The remastered 1994 7” Everything Is appears on 10” vinyl as the extended EP that Mangum always envisioned, adding a few extra songs from the period. Newly added to Everything Is, “Unborn” came from a tape that Mangum made for Bill Doss (Olivia Tremor Control) while living in Athens as they traded cassettes like audio letters, filled with songs, field recordings, and conversation. These first unvarnished Neutral Milk Hotel recordings tell the story of Mangum’s genesis as an artist with a subcultural sound and subcultural values. Also included here is a trio of 7” singles, one of which features early versions of the On Avery Island songs “You’ve Passed” and “Where You’ll Find Me Now” from 1994, recorded on four-track by Mangum on his own. Mangum was initially going to record the whole album at home on a four-track but soon realized that he would need the help of a friend, The Apples in Stereo’s Robert Schneider, to produce. Mangum gave Schenider this cassette (later rediscovered in a shoebox) in advance of those sessions.
The 10” EP Ferris Wheel on Fire, primarily recorded with Schneider in 2010, collects stray songs that Mangum had written many years prior but never set to tape. (The exception is “My Dream Girl Don’t Exist,” recorded live at Aquarius Records in San Francisco in the ‘90s.) In the box set, Ferris Wheel is accompanied by a card denoting the year that each song was written, helping to illustrate how the Neutral Milk Hotel catalog took shape. Ferris Wheel’s “Oh Sister,” for instance, was written on the same day as Aeroplane’s “Oh Comely.” There’s a sense of music building in a world in which words, phrases, images, and chord progressions echo and recur.

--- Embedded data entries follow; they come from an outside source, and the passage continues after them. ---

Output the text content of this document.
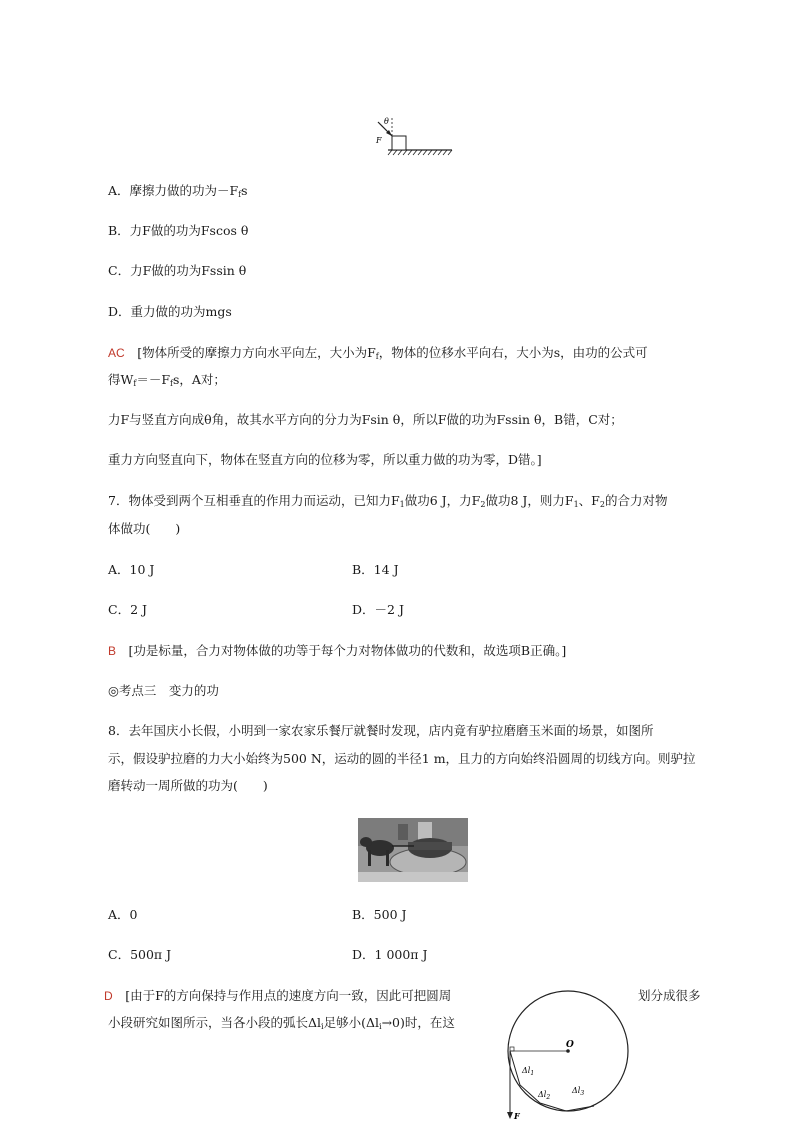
θ
F
A．摩擦力做的功为$-F_fs$
B．力F做的功为Fscos θ
C．力F做的功为Fssin θ
D．重力做的功为mgs
AC　 [物体所受的摩擦力方向水平向左，大小为$F_f$，物体的位移水平向右，大小为s，由功的公式可
得$W_f=-F_fs$，A对；
力F与竖直方向成θ角，故其水平方向的分力为Fsin θ，所以F做的功为Fssin θ，B错，C对；
重力方向竖直向下，物体在竖直方向的位移为零，所以重力做的功为零，D错。]
7．物体受到两个互相垂直的作用力而运动，已知力$F_1$做功6 J，力$F_2$做功8 J，则力$F_1$、$F_2$的合力对物
体做功(　　)
A．10 J	B．14 J
C．2 J	D．－2 J
B　 [功是标量，合力对物体做的功等于每个力对物体做功的代数和，故选项B正确。]
◎考点三　变力的功
8．去年国庆小长假，小明到一家农家乐餐厅就餐时发现，店内竟有驴拉磨磨玉米面的场景，如图所
示，假设驴拉磨的力大小始终为500 N，运动的圆的半径1 m，且力的方向始终沿圆周的切线方向。则驴拉
磨转动一周所做的功为(　　)
A．0	B．500 J
C．500π J	D．1 000π J
D　 [由于F的方向保持与作用点的速度方向一致，因此可把圆周	划分成很多
小段研究如图所示，当各小段的弧长$\Delta l_i$足够小$(\Delta l_i\to 0)$时，在这
O
$\Delta l_1$
$\Delta l_2$
$\Delta l_3$
F
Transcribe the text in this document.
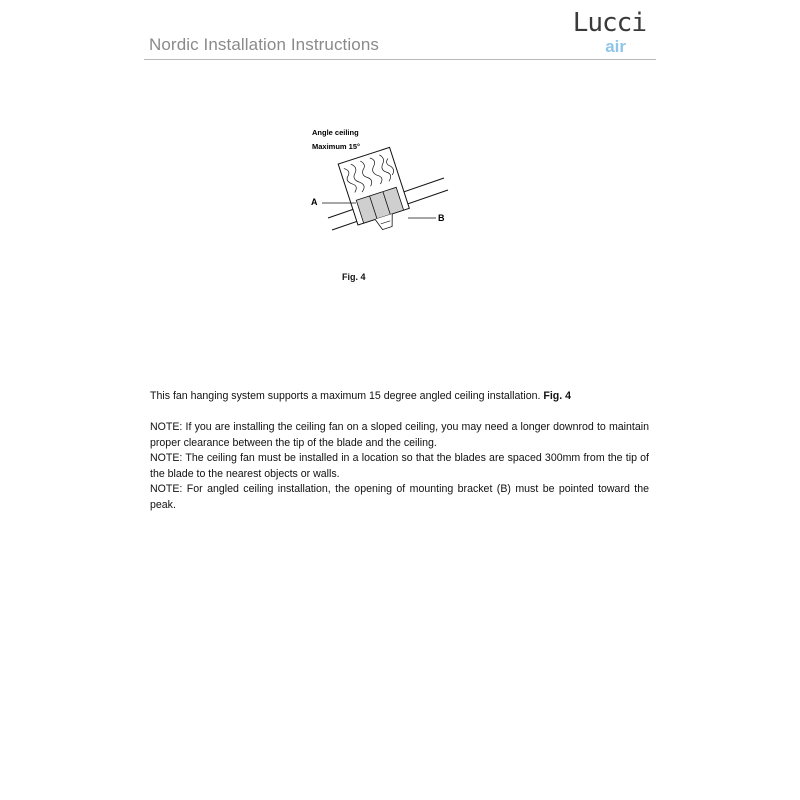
Nordic Installation Instructions
Lucci
air
Angle ceiling
Maximum 15°
A
B
Fig. 4

This fan hanging system supports a maximum 15 degree angled ceiling installation. Fig. 4

NOTE: If you are installing the ceiling fan on a sloped ceiling, you may need a longer downrod to maintain proper clearance between the tip of the blade and the ceiling.

NOTE: The ceiling fan must be installed in a location so that the blades are spaced 300mm from the tip of the blade to the nearest objects or walls.

NOTE: For angled ceiling installation, the opening of mounting bracket (B) must be pointed toward the peak.
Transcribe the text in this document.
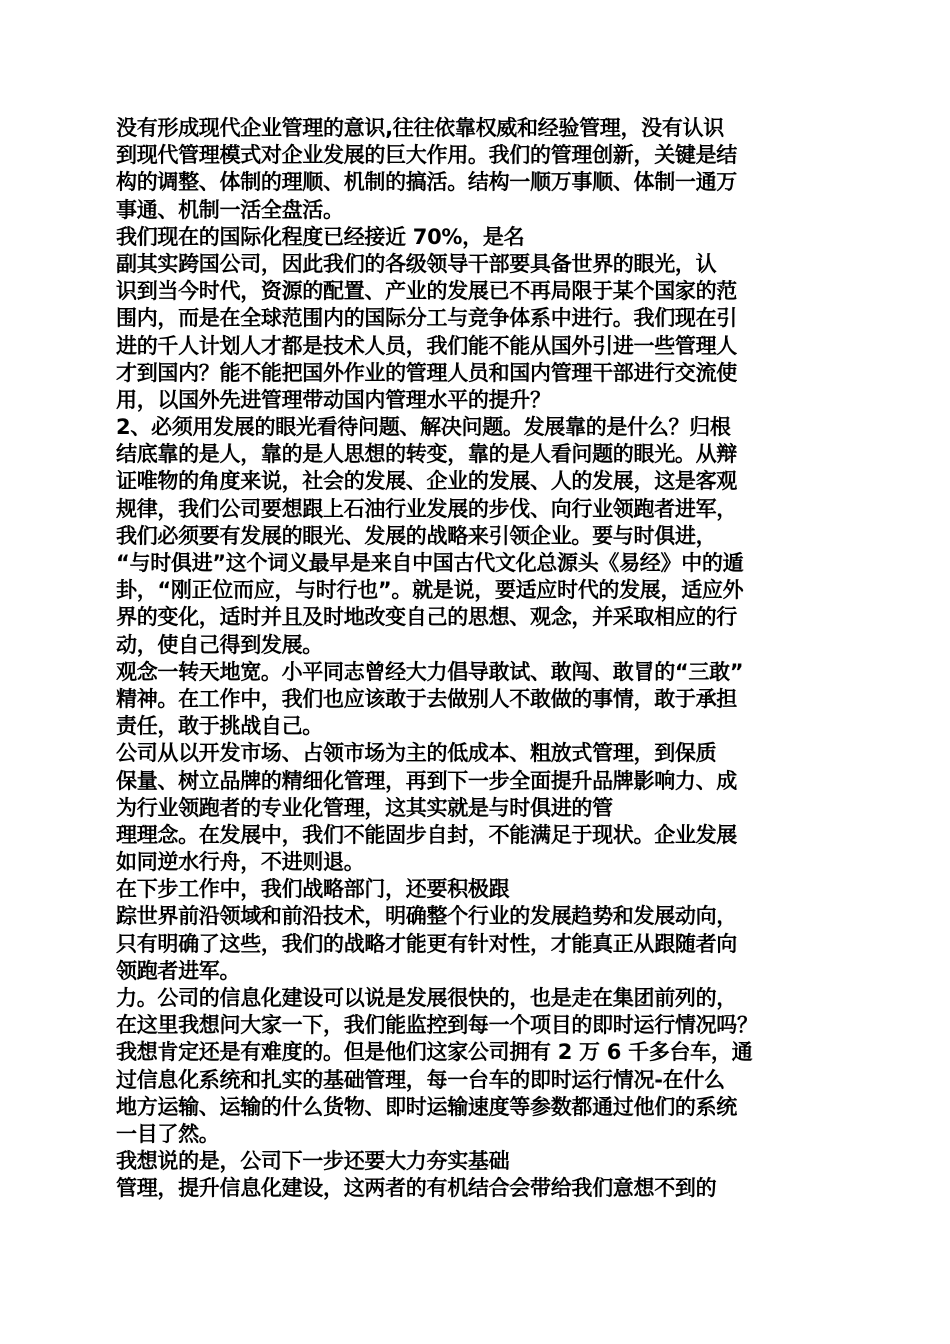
没有形成现代企业管理的意识,往往依靠权威和经验管理，没有认识
到现代管理模式对企业发展的巨大作用。我们的管理创新，关键是结
构的调整、体制的理顺、机制的搞活。结构一顺万事顺、体制一通万
事通、机制一活全盘活。
我们现在的国际化程度已经接近 70%，是名
副其实跨国公司，因此我们的各级领导干部要具备世界的眼光，认
识到当今时代，资源的配置、产业的发展已不再局限于某个国家的范
围内，而是在全球范围内的国际分工与竞争体系中进行。我们现在引
进的千人计划人才都是技术人员，我们能不能从国外引进一些管理人
才到国内？能不能把国外作业的管理人员和国内管理干部进行交流使
用，以国外先进管理带动国内管理水平的提升？
2、必须用发展的眼光看待问题、解决问题。发展靠的是什么？归根
结底靠的是人，靠的是人思想的转变，靠的是人看问题的眼光。从辩
证唯物的角度来说，社会的发展、企业的发展、人的发展，这是客观
规律，我们公司要想跟上石油行业发展的步伐、向行业领跑者进军，
我们必须要有发展的眼光、发展的战略来引领企业。要与时俱进，
“与时俱进”这个词义最早是来自中国古代文化总源头《易经》中的遁
卦，“刚正位而应，与时行也”。就是说，要适应时代的发展，适应外
界的变化，适时并且及时地改变自己的思想、观念，并采取相应的行
动，使自己得到发展。
观念一转天地宽。小平同志曾经大力倡导敢试、敢闯、敢冒的“三敢”
精神。在工作中，我们也应该敢于去做别人不敢做的事情，敢于承担
责任，敢于挑战自己。
公司从以开发市场、占领市场为主的低成本、粗放式管理，到保质
保量、树立品牌的精细化管理，再到下一步全面提升品牌影响力、成
为行业领跑者的专业化管理，这其实就是与时俱进的管
理理念。在发展中，我们不能固步自封，不能满足于现状。企业发展
如同逆水行舟，不进则退。
在下步工作中，我们战略部门，还要积极跟
踪世界前沿领域和前沿技术，明确整个行业的发展趋势和发展动向，
只有明确了这些，我们的战略才能更有针对性，才能真正从跟随者向
领跑者进军。
力。公司的信息化建设可以说是发展很快的，也是走在集团前列的，
在这里我想问大家一下，我们能监控到每一个项目的即时运行情况吗？
我想肯定还是有难度的。但是他们这家公司拥有 2 万 6 千多台车，通
过信息化系统和扎实的基础管理，每一台车的即时运行情况-在什么
地方运输、运输的什么货物、即时运输速度等参数都通过他们的系统
一目了然。
我想说的是，公司下一步还要大力夯实基础
管理，提升信息化建设，这两者的有机结合会带给我们意想不到的
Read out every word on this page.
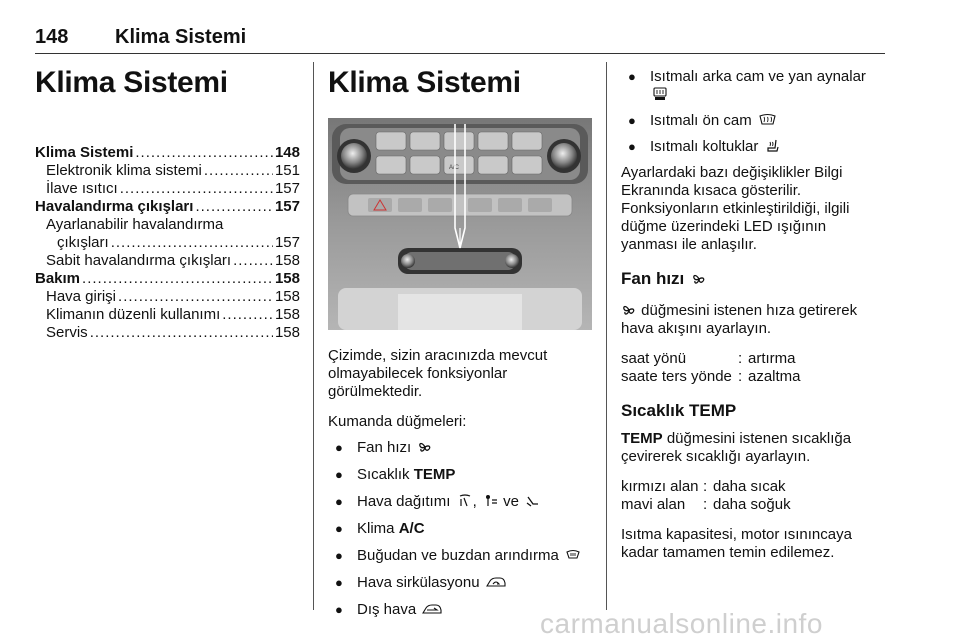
148 Klima Sistemi
Klima Sistemi
Klima Sistemi .....	148
Elektronik klima sistemi .....	151
İlave ısıtıcı .....	157
Havalandırma çıkışları .....	157
Ayarlanabilir havalandırma
çıkışları .....	157
Sabit havalandırma çıkışları .....	158
Bakım .....	158
Hava girişi .....	158
Klimanın düzenli kullanımı .....	158
Servis .....	158
Klima Sistemi
A/C

Çizimde, sizin aracınızda mevcut olmayabilecek fonksiyonlar görülmektedir.

Kumanda düğmeleri:

● Fan hızı
● Sıcaklık TEMP
● Hava dağıtımı , ve
● Klima A/C
● Buğudan ve buzdan arındırma
● Hava sirkülasyonu
● Dış hava
● Isıtmalı arka cam ve yan aynalar
● Isıtmalı ön cam
● Isıtmalı koltuklar

Ayarlardaki bazı değişiklikler Bilgi Ekranında kısaca gösterilir. Fonksiyonların etkinleştirildiği, ilgili düğme üzerindeki LED ışığının yanması ile anlaşılır.

Fan hızı

düğmesini istenen hıza getirerek hava akışını ayarlayın.

saat yönü	: artırma
saate ters yönde : azaltma
Sıcaklık TEMP

TEMP düğmesini istenen sıcaklığa çevirerek sıcaklığı ayarlayın.

kırmızı alan : daha sıcak
mavi alan	: daha soğuk

Isıtma kapasitesi, motor ısınıncaya kadar tamamen temin edilemez.

carmanualsonline.info
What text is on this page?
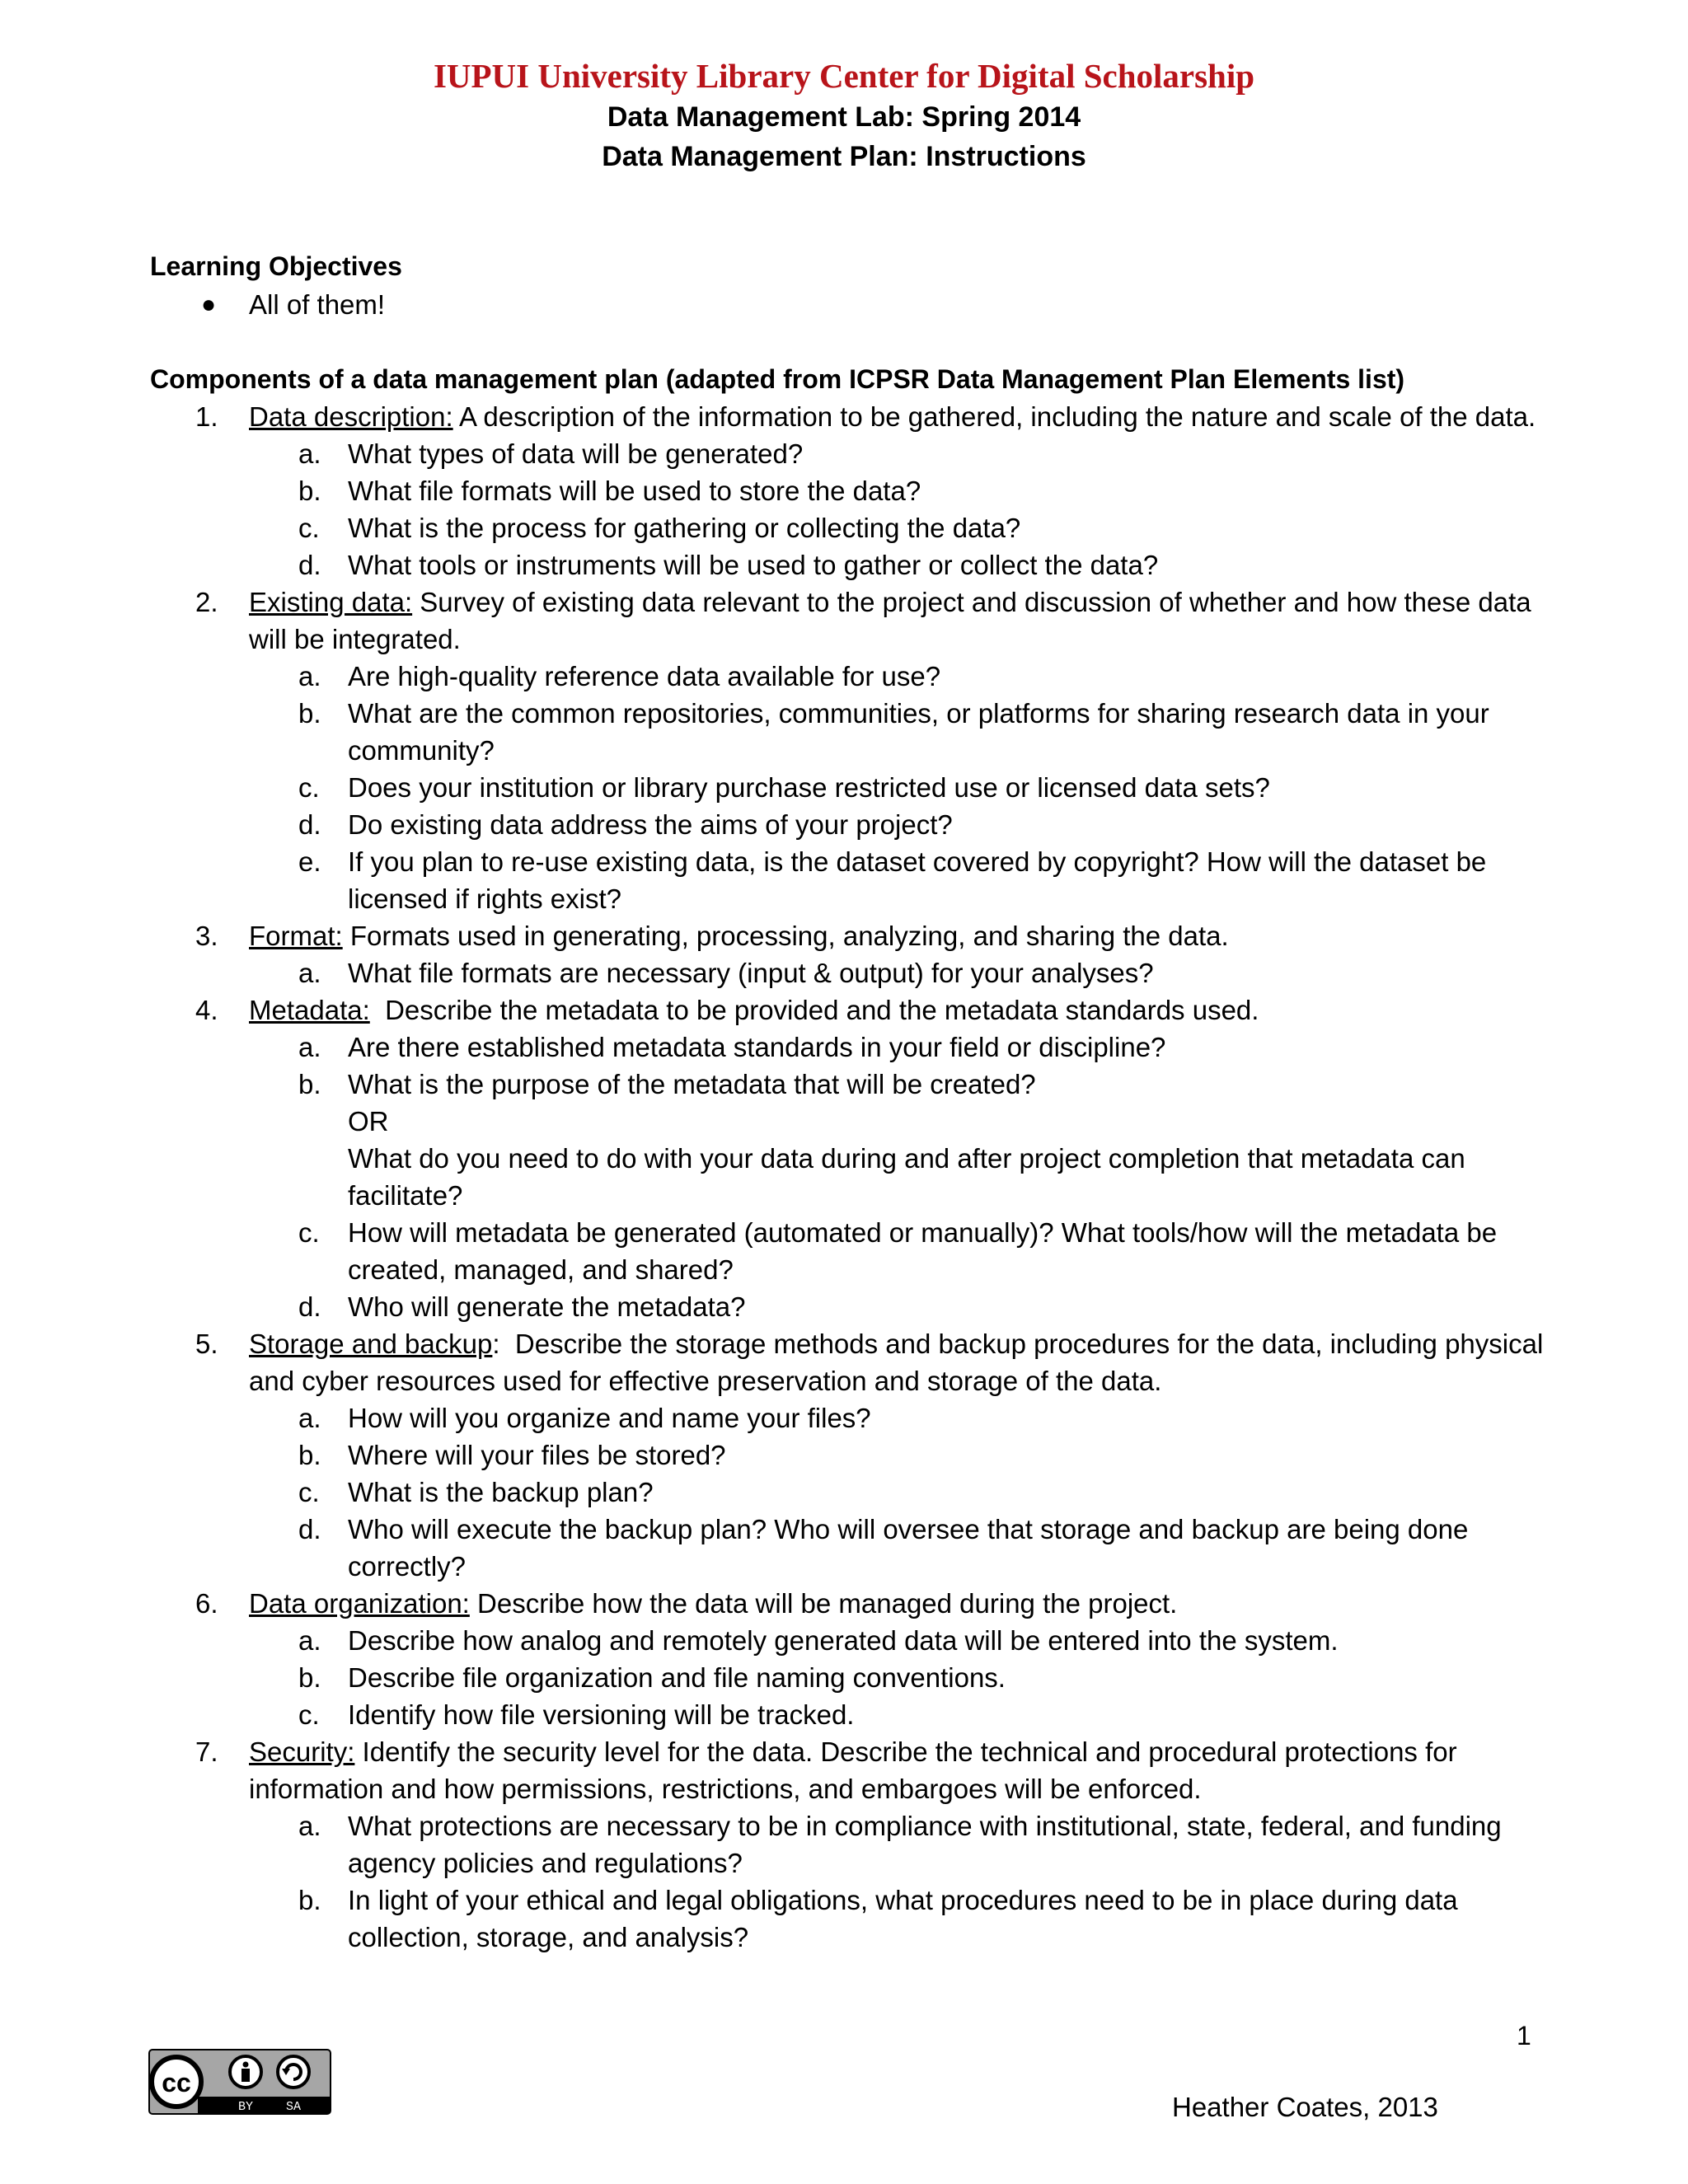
IUPUI University Library Center for Digital Scholarship
Data Management Lab: Spring 2014
Data Management Plan: Instructions
Learning Objectives
● All of them!
Components of a data management plan (adapted from ICPSR Data Management Plan Elements list)
1.	Data description: A description of the information to be gathered, including the nature and scale of the data.
a. What types of data will be generated?
b. What file formats will be used to store the data?
c.	What is the process for gathering or collecting the data?
d. What tools or instruments will be used to gather or collect the data?
2.	Existing data: Survey of existing data relevant to the project and discussion of whether and how these data will be integrated.
a. Are high-quality reference data available for use?
b. What are the common repositories, communities, or platforms for sharing research data in your community?
c.	Does your institution or library purchase restricted use or licensed data sets?
d. Do existing data address the aims of your project?
e. If you plan to re-use existing data, is the dataset covered by copyright? How will the dataset be licensed if rights exist?
3.	Format: Formats used in generating, processing, analyzing, and sharing the data.
a. What file formats are necessary (input & output) for your analyses?
4.	Metadata:  Describe the metadata to be provided and the metadata standards used.
a. Are there established metadata standards in your field or discipline?
b. What is the purpose of the metadata that will be created?
OR
What do you need to do with your data during and after project completion that metadata can facilitate?
c.	How will metadata be generated (automated or manually)? What tools/how will the metadata be created, managed, and shared?
d. Who will generate the metadata?
5.	Storage and backup:  Describe the storage methods and backup procedures for the data, including physical and cyber resources used for effective preservation and storage of the data.
a. How will you organize and name your files?
b. Where will your files be stored?
c.	What is the backup plan?
d. Who will execute the backup plan? Who will oversee that storage and backup are being done correctly?
6.	Data organization: Describe how the data will be managed during the project.
a. Describe how analog and remotely generated data will be entered into the system.
b. Describe file organization and file naming conventions.
c.	Identify how file versioning will be tracked.
7.	Security: Identify the security level for the data. Describe the technical and procedural protections for information and how permissions, restrictions, and embargoes will be enforced.
a. What protections are necessary to be in compliance with institutional, state, federal, and funding agency policies and regulations?
b. In light of your ethical and legal obligations, what procedures need to be in place during data collection, storage, and analysis?
1
cc
BY	SA	Heather Coates, 2013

A final component of the box portrays that process viscerally: Live at Jittery Joe’s, the live album recorded in 1997 that Mangum first released in 2001. It captures Neutral Milk Hotel at its most profoundly pivotal moment. After the release of On Avery Island in 1996 and a subsequent tour, Mangum and his bandmates — Julian Koster, Jeremy Barnes, and Scott Spillane — found themselves in New York’s West Village where, in October of that year, Mangum wrote “Two-Headed Boy.” The band was about to get kicked out of their apartment, and soon headed south to regroup with friends in Athens. By that point, the scene was in bloom. Olivia Tremor Control had released its debut LP; Elf Power was playing. Athens was an easy and fruitful place to live and create. Neutral Milk Hotel happily joined in, moving into a beautiful house on Grady Street where Mangum continued to write In the Aeroplane Over the Sea from January to May of 1997.
If the live recordings, alternate takes, and time stamps of this box set illustrate the process of Neutral Milk Hotel’s world coming into focus, it’s fitting. In a recent conversation, Mangum reflected on a question he’s gotten often: Why didn’t Neutral Milk ever make a video? But, he clarified, the band made millions of videos—all in people’s minds. Everybody has their own Neutral Milk Hotel film in their head. For an artist who took root in the liberating aesthetic of underground tape-trading and DIY punk—whose sense of what music can be was permanently altered by the Minutemen’s non formulaic structures, by their mix of the political and the impressionistic; who announced, at the start of his catalog, “I’m finally breaking free from fear”—it’s an invitation to hear the music, and then become a part of it.